Bab 13

691 94 15
                                    

Claire semakin bergerak ke sudut kamar, menjauhi mayat Alexa yang bersimbah darah. Tangannya yang gemetar ketakutan menutupi mulutnya agar tidak mengeluarkan suara. Matanya tidak lepas dari mayat Alexa dan pisau yang tadi dilempar olehnya.

Terkejut, takut, panik, semuanya bercampur menjadi satu. Dengan spontan, dia langsung meraih jaket kulitnya yang berada di bawah tempat tidur. Setelah memakainya, dia lalu mengambil pisau yang berlumuran darah Alexa dan menyembunyikannya di balik jaket yang dipakainya.

Dengan nafas yang memburu, Claire langsung berlari keluar dari kamar tersebut. Kepalanya menoleh ke segala arah, memastikan tidak ada orang yang melihatnya. Setelah menutup pintu kamar dengan pelan, dia bergegas meninggalkan rumah Alexa tepat pada pukul dua dini hari.

Claire berlarian di jalan tanpa alas kaki. Dia berlari di kegelapan seorang diri dengan jantung yang berdebar-debar. Rambutnya yang semula tertata rapi, kini berkibar dengan berantakan.

Tidak adanya kendaraan yang melintas membuat dirinya frustasi. Air mata mengalir di kedua pipinya. Pandangannya kini mulai mengabur karena air mata.

Tanpa arah tujuan, Claire terus berlari. Sampai akhirnya dia terjatuh karena tersandung batu yang berada di tepi jalan. "Akhh! Hiks ... hiks ...."

Tempurung lututnya yang tidak tertutupi oleh gaun terluka saat bergesekan dengan permukaan jalan yang kasar. Pisau yang sedari tadi digenggamnya di balik jaket terlepas, mengeluarkan suara kecil akibat terjatuh ke atas jalan.

Buru-buru Claire mengambil kembali pisau tersebut dan menyembunyikannya di balik jaket dengan tangan yang gemetar. Karena merasa tidak sanggup lagi bangkit dan berlari, dengan tangan yang lainnya dia mengeluarkan telepon genggamnya dari saku jaket.
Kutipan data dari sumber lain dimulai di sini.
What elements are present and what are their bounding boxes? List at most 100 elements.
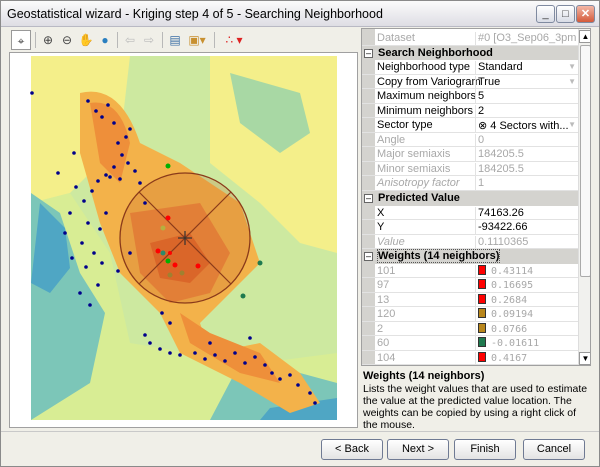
property-value[interactable]: 0.16695 [475, 279, 578, 293]
property-value[interactable]: 1 [475, 177, 578, 191]
property-value[interactable]: Standard ▼ [475, 61, 578, 75]
property-label: 13 [377, 293, 390, 306]
property-value[interactable]: 184205.5 [475, 162, 578, 177]
weights-row[interactable]: 60 -0.01611 [362, 336, 578, 351]
search-row[interactable]: Minimum neighbors 2 [362, 104, 578, 119]
property-value-text: 0.4167 [491, 352, 528, 364]
property-value[interactable]: -0.01611 [475, 337, 578, 351]
minimize-button[interactable]: _ [536, 5, 555, 23]
property-value[interactable]: 0.2684 [475, 293, 578, 308]
property-value-text: 1 [478, 177, 485, 189]
table-icon[interactable]: ▤ [165, 30, 185, 50]
property-value[interactable]: 74163.26 [475, 206, 578, 221]
forward-arrow-icon[interactable]: ⇨ [139, 30, 159, 50]
weights-row[interactable]: 120 0.09194 [362, 307, 578, 322]
property-value[interactable]: 0.4167 [475, 351, 578, 365]
search-row[interactable]: Maximum neighbors 5 [362, 89, 578, 104]
property-value-text: 184205.5 [478, 162, 524, 175]
search-row[interactable]: Angle 0 [362, 133, 578, 148]
property-value[interactable]: True ▼ [475, 75, 578, 90]
back-button[interactable]: < Back [321, 439, 383, 460]
property-value-text: 0.1110365 [478, 235, 529, 248]
property-grid[interactable]: Dataset#0 [O3_Sep06_3pm -... –Search Nei… [361, 28, 591, 366]
property-value[interactable]: 0 [475, 133, 578, 148]
property-label: Major semiaxis [377, 148, 451, 160]
weights-row[interactable]: 2 0.0766 [362, 322, 578, 337]
crosshair-icon[interactable]: ⌖ [11, 30, 31, 50]
weights-row[interactable]: 13 0.2684 [362, 293, 578, 308]
property-label: X [377, 206, 385, 219]
property-value[interactable]: ⊗ 4 Sectors with... ▼ [475, 119, 578, 133]
property-grid-scrollbar[interactable]: ▲ ▼ [578, 29, 590, 365]
back-arrow-icon[interactable]: ⇦ [120, 30, 140, 50]
dropdown-arrow-icon[interactable]: ▼ [568, 62, 576, 71]
search-row[interactable]: Copy from Variogram True ▼ [362, 75, 578, 90]
property-label: Copy from Variogram [377, 75, 481, 88]
maximize-button[interactable]: □ [556, 5, 575, 23]
title-bar: Geostatistical wizard - Kriging step 4 o… [1, 1, 599, 27]
next-button[interactable]: Next > [387, 439, 449, 460]
property-label: 101 [377, 264, 396, 277]
predicted-row[interactable]: X 74163.26 [362, 206, 578, 221]
predicted-row[interactable]: Y -93422.66 [362, 220, 578, 235]
property-value[interactable]: 0.09194 [475, 308, 578, 322]
collapse-icon[interactable]: – [364, 252, 373, 261]
zoom-in-icon[interactable]: ⊕ [38, 30, 58, 50]
property-value[interactable]: -93422.66 [475, 221, 578, 235]
weight-color-swatch [478, 293, 486, 304]
property-label: Minor semiaxis [377, 162, 451, 175]
search-row[interactable]: Neighborhood type Standard ▼ [362, 60, 578, 75]
search-row[interactable]: Anisotropy factor 1 [362, 176, 578, 191]
property-value[interactable]: 184205.5 [475, 148, 578, 162]
layer-icon[interactable]: ▣▾ [187, 30, 207, 50]
property-value[interactable]: 0.0766 [475, 322, 578, 337]
search-row[interactable]: Sector type ⊗ 4 Sectors with... ▼ [362, 118, 578, 133]
weights-row[interactable]: 101 0.43114 [362, 264, 578, 279]
cancel-button[interactable]: Cancel [523, 439, 585, 460]
weight-color-swatch [478, 337, 486, 347]
property-value-text: 0.16695 [491, 280, 534, 291]
property-value-text: 5 [478, 90, 485, 102]
predicted-row[interactable]: Value 0.1110365 [362, 235, 578, 250]
property-value-text: 4 Sectors with... [490, 120, 569, 132]
scroll-thumb[interactable] [580, 45, 590, 277]
pan-hand-icon[interactable]: ✋ [76, 30, 96, 50]
property-value-text: True [478, 75, 501, 88]
property-value[interactable]: 5 [475, 90, 578, 104]
weights-row[interactable]: 104 0.4167 [362, 351, 578, 365]
property-label: 104 [377, 351, 396, 364]
property-value[interactable]: 2 [475, 104, 578, 119]
weights-row[interactable]: 97 0.16695 [362, 278, 578, 293]
points-symbology-icon[interactable]: ∴ ▾ [219, 30, 249, 50]
search-row[interactable]: Major semiaxis 184205.5 [362, 147, 578, 162]
full-extent-globe-icon[interactable]: ● [95, 30, 115, 50]
map-view[interactable] [9, 52, 358, 428]
sector-type-icon: ⊗ [478, 120, 491, 132]
collapse-icon[interactable]: – [364, 48, 373, 58]
weight-color-swatch [478, 308, 486, 318]
finish-button[interactable]: Finish [454, 439, 516, 460]
collapse-icon[interactable]: – [364, 194, 373, 203]
dataset-row[interactable]: Dataset#0 [O3_Sep06_3pm -... [362, 31, 578, 46]
close-button[interactable]: ✕ [576, 5, 595, 23]
search-row[interactable]: Minor semiaxis 184205.5 [362, 162, 578, 177]
property-value-text: 74163.26 [478, 206, 524, 219]
property-value-text: -0.01611 [491, 338, 540, 349]
category-weights[interactable]: – Weights (14 neighbors) [362, 249, 578, 264]
scroll-down-icon[interactable]: ▼ [579, 352, 590, 365]
dropdown-arrow-icon[interactable]: ▼ [568, 120, 576, 129]
scroll-up-icon[interactable]: ▲ [579, 30, 590, 43]
weight-color-swatch [478, 322, 486, 333]
dropdown-arrow-icon[interactable]: ▼ [568, 77, 576, 86]
kriging-surface-map[interactable] [10, 53, 357, 427]
property-label: 97 [377, 279, 390, 291]
category-search-neighborhood[interactable]: – Search Neighborhood [362, 45, 578, 60]
category-predicted-value[interactable]: – Predicted Value [362, 191, 578, 206]
property-value-text: 0.09194 [491, 309, 534, 320]
property-label: 120 [377, 308, 396, 320]
property-value[interactable]: 0.1110365 [475, 235, 578, 250]
property-value[interactable]: 0.43114 [475, 264, 578, 279]
property-description: Weights (14 neighbors) Lists the weight … [361, 367, 591, 431]
zoom-out-icon[interactable]: ⊖ [57, 30, 77, 50]
property-label: Anisotropy factor [377, 177, 460, 189]
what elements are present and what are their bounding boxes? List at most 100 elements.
Setelah menunggu beberapa saat, akhirnya panggilan telepon tersebut tersambung.

"H-halo?"

Terdengar berbagai macam umpatan dari lawan bicara Claire di telepon sesaat setelah dia bersuara. Laki-laki itu terusik dengan telepon darinya.

Claire memejamkan matanya saat mendengar umpatan-umpatan itu. Dengan terpaksa, tidak ada pilihan lain yang lebih baik, Claire memutuskan untuk meminta tolong padanya. Hanya dia yang bisa diandalkan oleh Claire saat ini.

Sebagai penutup sambungan telepon, dia memohon dengan suara yang sangat lirih. "Aku mohon, tolong aku kali ini saja."

Dia tidak tahu harus ke mana dia pergi. Alamat rumahnya sama sekali tidak Claire ingat. Tidak mungkin jika dirinya kembali ke rumah Tiffany. Tiffany dan ibunya pasti akan bertanya tentang bercak darah yang berada di tangan dan gaunnya.

Mereka pasti akan bertanya-tanya sampai rasa penasarannya hilang. Dan yang paling ditakutkan oleh Claire adalah jika mereka tidak mempercayai Claire. Dia takut mereka akan menuding dirinya adalah penjahat kriminal.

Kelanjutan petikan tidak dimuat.